British chemist (born 1970)

Andrew James deMello (born 1970) is a British chemist and Professor of Biochemical Engineering at ETH Zürich (Swiss Federal Institute of Technology).

== Education ==
deMello was born in London, and spent his formative years in Harrow, attending the John Lyon School. He was awarded an entrance scholarship to Imperial College London in 1988, subsequently obtaining a first-class bachelor's degree in Chemistry in 1991 and a PhD in Molecular Photophysics in 1995 (for research supervised by Dr. Garry Rumbles).

== Career ==
On completion of his graduate studies, deMello took up a postdoctoral fellowship in the Department of Chemistry at the University of California at Berkeley. Working under the supervision of Richard A. Mathies, he began to develop microfluidic systems for biological analysis, and in 1995 co-authored the first report of system for rapid and integrated DNA analysis within a silicon/glass microfluidic chip. In 1996, he was appointed as a Lecturer (Assistant Professor) in Physical Chemistry at the University of East Anglia, and in 1997 moved back to his alma mater to take up the AstraZeneca Lectureship in Analytical Sciences at Imperial College London. In 2003, at the age of 33, deMello became Professor of Chemical Nanosciences and between 2007 and 2011 headed Nanostructured Materials & Devices Section within the Department of Chemistry. In 2011, he was appointed to the Chair of Biochemical Engineering within the Department of Chemistry and Applied Biosciences at ETH Zürich, and served as the Chair of the Institute for Chemical and Bioengineering from 2014 to 2016 and 2018 to 2020.

== Research contributions ==
deMello has made scientific contributions in diverse areas, but is best known for his work in the fields of microfluidics, nanotechnology, bioanalytical chemistry and Optical Spectroscopy, having published over 300 papers in the peer-reviewed literature. His group has pioneered the use of microfluidic systems for small molecule chemistry and nanomaterial synthesis, and in recent years has been at the forefront of developments in droplet-based microfluidics for ultra-high-throughput biological experimentation. A key theme of deMello's research has been the development of ultra-high sensitivity detection methods for use in microfluidic and nanofluidic environments. Highlights in this large body of work include the development of fluorescence lifetime imaging methods, the application of high sensitivity vibrational spectroscopies to small volume analysis and the development integrated optics for point-of-care diagnostic technologies. More recently, his group have introduced the technique of stroboscopic imaging flow cytometry, which allows for high resolution imaging of biological cells at throughputs in excess of 100,000 cells per second.

== Honours and awards ==
deMello is the recipient of the SAC Silver Medal (2002) and Corday Morgan Medal (2009) from the Royal Society of Chemistry.
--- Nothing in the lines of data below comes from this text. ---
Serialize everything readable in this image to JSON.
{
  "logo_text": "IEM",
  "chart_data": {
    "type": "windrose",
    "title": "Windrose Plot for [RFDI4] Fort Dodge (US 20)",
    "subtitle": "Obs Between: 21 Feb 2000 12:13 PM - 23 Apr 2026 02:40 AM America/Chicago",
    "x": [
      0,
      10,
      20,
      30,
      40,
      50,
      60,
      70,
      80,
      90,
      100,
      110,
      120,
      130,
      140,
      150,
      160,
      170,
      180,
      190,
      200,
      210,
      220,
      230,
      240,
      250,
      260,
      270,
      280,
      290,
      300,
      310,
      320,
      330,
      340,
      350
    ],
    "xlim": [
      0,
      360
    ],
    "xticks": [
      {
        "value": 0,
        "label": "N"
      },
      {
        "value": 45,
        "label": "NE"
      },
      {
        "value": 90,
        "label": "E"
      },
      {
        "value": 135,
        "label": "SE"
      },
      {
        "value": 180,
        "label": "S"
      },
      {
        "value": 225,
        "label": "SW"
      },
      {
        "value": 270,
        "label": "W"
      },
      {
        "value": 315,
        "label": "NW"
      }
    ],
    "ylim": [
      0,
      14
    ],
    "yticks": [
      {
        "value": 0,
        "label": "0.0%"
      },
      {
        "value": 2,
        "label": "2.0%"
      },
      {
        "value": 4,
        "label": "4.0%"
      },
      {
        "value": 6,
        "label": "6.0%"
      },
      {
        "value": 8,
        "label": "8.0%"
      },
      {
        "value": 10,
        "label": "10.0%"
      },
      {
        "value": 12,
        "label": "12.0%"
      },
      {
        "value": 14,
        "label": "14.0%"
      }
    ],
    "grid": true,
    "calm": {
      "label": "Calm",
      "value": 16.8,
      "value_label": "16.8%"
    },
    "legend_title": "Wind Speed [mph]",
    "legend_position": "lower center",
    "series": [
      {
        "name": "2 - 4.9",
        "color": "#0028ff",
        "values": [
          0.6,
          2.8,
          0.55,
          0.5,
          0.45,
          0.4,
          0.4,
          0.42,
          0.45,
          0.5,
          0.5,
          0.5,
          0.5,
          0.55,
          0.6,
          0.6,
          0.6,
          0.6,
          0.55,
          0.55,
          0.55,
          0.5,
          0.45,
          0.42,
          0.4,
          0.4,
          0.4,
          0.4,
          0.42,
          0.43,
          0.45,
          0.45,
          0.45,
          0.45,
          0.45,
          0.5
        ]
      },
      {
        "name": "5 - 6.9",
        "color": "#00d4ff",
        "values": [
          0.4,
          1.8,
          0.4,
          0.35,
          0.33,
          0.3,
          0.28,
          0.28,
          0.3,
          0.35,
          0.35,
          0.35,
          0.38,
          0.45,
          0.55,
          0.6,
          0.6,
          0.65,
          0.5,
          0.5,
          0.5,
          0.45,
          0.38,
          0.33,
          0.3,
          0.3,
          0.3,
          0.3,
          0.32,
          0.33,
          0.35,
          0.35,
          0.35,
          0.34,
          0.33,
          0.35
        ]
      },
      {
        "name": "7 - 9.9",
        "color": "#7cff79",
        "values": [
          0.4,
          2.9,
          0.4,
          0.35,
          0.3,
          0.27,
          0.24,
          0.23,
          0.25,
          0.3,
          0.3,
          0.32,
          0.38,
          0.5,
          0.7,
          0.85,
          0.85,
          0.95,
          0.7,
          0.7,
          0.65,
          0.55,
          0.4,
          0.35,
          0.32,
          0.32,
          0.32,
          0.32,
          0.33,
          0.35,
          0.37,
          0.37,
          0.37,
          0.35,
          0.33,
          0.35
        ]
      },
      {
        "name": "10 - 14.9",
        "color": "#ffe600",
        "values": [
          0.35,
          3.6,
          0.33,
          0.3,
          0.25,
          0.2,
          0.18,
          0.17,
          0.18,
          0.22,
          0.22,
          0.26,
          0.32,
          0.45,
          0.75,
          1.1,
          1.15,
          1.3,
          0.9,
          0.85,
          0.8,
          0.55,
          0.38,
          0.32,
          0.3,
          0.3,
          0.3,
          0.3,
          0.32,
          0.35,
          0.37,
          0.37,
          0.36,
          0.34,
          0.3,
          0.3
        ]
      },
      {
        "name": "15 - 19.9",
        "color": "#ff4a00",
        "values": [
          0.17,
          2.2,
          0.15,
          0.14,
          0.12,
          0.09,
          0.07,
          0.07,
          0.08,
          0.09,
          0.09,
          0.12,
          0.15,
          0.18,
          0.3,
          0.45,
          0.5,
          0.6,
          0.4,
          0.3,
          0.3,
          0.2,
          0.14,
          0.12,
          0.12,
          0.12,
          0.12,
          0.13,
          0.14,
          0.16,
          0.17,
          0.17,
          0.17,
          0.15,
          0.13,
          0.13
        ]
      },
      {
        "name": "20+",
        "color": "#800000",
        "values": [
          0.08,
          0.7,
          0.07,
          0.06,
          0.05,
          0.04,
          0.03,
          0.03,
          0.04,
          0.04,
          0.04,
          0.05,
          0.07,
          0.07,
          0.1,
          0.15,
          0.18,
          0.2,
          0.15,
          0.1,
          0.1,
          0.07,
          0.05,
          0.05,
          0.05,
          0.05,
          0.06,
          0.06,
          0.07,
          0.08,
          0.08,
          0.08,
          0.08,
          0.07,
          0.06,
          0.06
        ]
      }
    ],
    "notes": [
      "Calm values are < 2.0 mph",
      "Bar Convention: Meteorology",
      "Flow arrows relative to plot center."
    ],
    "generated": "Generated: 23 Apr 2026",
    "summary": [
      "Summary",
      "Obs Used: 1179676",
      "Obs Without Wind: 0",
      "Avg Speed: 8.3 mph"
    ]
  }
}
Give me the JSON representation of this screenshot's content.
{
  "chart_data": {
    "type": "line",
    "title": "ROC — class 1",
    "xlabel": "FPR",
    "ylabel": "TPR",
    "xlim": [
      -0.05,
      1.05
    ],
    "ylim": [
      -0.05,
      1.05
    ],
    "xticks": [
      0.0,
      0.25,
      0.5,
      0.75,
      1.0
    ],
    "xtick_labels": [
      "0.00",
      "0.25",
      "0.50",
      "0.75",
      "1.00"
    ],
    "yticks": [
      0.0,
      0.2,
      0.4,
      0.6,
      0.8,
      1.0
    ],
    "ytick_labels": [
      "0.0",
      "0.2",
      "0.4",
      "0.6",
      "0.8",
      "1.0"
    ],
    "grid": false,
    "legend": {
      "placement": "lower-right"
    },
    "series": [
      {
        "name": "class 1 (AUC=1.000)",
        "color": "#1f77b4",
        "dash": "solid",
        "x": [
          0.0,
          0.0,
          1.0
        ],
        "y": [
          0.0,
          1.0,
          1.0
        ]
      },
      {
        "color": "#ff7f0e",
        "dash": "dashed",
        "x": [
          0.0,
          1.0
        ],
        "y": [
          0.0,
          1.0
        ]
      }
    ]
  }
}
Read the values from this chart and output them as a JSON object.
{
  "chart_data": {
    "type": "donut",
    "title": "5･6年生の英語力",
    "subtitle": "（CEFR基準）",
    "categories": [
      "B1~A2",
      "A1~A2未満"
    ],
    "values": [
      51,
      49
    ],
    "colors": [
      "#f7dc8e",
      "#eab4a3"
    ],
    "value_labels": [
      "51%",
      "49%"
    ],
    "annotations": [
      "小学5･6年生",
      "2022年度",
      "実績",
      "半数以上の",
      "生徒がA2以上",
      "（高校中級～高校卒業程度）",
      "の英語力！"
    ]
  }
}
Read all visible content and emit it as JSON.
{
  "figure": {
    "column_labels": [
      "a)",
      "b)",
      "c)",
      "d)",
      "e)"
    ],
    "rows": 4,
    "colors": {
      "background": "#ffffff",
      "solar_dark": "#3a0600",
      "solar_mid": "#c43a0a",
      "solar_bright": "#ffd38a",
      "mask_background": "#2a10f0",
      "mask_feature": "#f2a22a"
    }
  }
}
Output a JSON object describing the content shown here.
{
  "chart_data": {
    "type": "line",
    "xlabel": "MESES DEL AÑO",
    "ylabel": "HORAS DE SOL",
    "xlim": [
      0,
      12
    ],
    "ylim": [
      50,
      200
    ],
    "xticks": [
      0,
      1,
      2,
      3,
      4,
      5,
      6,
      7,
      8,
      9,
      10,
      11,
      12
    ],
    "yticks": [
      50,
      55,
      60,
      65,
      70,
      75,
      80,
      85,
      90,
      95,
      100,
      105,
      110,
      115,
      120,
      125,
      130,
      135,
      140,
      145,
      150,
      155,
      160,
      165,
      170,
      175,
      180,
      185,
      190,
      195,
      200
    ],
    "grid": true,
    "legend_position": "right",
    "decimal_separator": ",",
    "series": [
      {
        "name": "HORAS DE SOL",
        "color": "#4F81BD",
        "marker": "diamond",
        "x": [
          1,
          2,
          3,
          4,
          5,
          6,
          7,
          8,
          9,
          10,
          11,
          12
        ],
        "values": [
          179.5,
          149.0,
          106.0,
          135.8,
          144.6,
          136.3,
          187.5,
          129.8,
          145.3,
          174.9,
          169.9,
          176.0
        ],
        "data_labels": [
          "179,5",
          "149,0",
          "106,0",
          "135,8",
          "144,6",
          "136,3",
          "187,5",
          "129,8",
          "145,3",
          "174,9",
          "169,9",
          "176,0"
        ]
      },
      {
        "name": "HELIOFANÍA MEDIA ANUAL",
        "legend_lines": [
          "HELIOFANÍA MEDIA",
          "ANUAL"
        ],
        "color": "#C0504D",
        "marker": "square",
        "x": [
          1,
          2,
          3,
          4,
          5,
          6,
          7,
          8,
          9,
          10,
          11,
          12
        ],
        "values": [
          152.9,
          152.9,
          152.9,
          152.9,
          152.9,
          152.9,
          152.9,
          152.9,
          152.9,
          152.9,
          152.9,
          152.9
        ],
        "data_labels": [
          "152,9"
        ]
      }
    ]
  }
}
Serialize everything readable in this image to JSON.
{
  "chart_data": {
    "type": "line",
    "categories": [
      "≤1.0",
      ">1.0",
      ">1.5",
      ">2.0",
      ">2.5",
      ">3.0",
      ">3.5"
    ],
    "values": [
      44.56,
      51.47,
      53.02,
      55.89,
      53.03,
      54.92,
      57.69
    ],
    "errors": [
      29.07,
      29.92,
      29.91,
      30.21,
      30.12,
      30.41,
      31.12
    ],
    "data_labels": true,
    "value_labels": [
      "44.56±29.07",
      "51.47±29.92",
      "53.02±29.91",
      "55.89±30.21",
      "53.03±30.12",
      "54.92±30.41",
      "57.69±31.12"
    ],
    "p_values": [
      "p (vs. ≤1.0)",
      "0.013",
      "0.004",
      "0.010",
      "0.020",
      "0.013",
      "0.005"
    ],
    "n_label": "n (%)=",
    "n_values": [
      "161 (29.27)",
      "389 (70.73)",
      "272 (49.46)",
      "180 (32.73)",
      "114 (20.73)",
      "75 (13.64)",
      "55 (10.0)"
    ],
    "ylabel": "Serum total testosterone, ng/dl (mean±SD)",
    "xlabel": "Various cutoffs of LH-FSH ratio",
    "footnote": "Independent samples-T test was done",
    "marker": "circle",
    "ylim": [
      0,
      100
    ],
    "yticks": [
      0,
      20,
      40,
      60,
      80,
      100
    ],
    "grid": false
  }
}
In 2009, deMello was awarded the Clifford Paterson Medal from the Royal Society of Great Britain in recognition of his achievements in the fields of nanotechnology and bioanalytical science, and in 2012 was awarded the Pioneers of Miniaturisation Award for his "outstanding achievements and significant contributions to the understanding and advancement of micro- and nano-scale science". He was elected a Fellow of the Royal Society of Chemistry in 2004 and was awarded the 2020 Advances in Measurement Science Lectureship by the American Chemical Society. He was the winner of Simon-Widmer Award and a speaker of Mendel Lectures in 2021.

== Personal life ==
deMello lives in Zürich with his wife Samantha and two children. His brother is experimental physicist John deMello, who is Professor of Nanomaterials in the Department of Chemistry at Norwegian University of Science and Technology.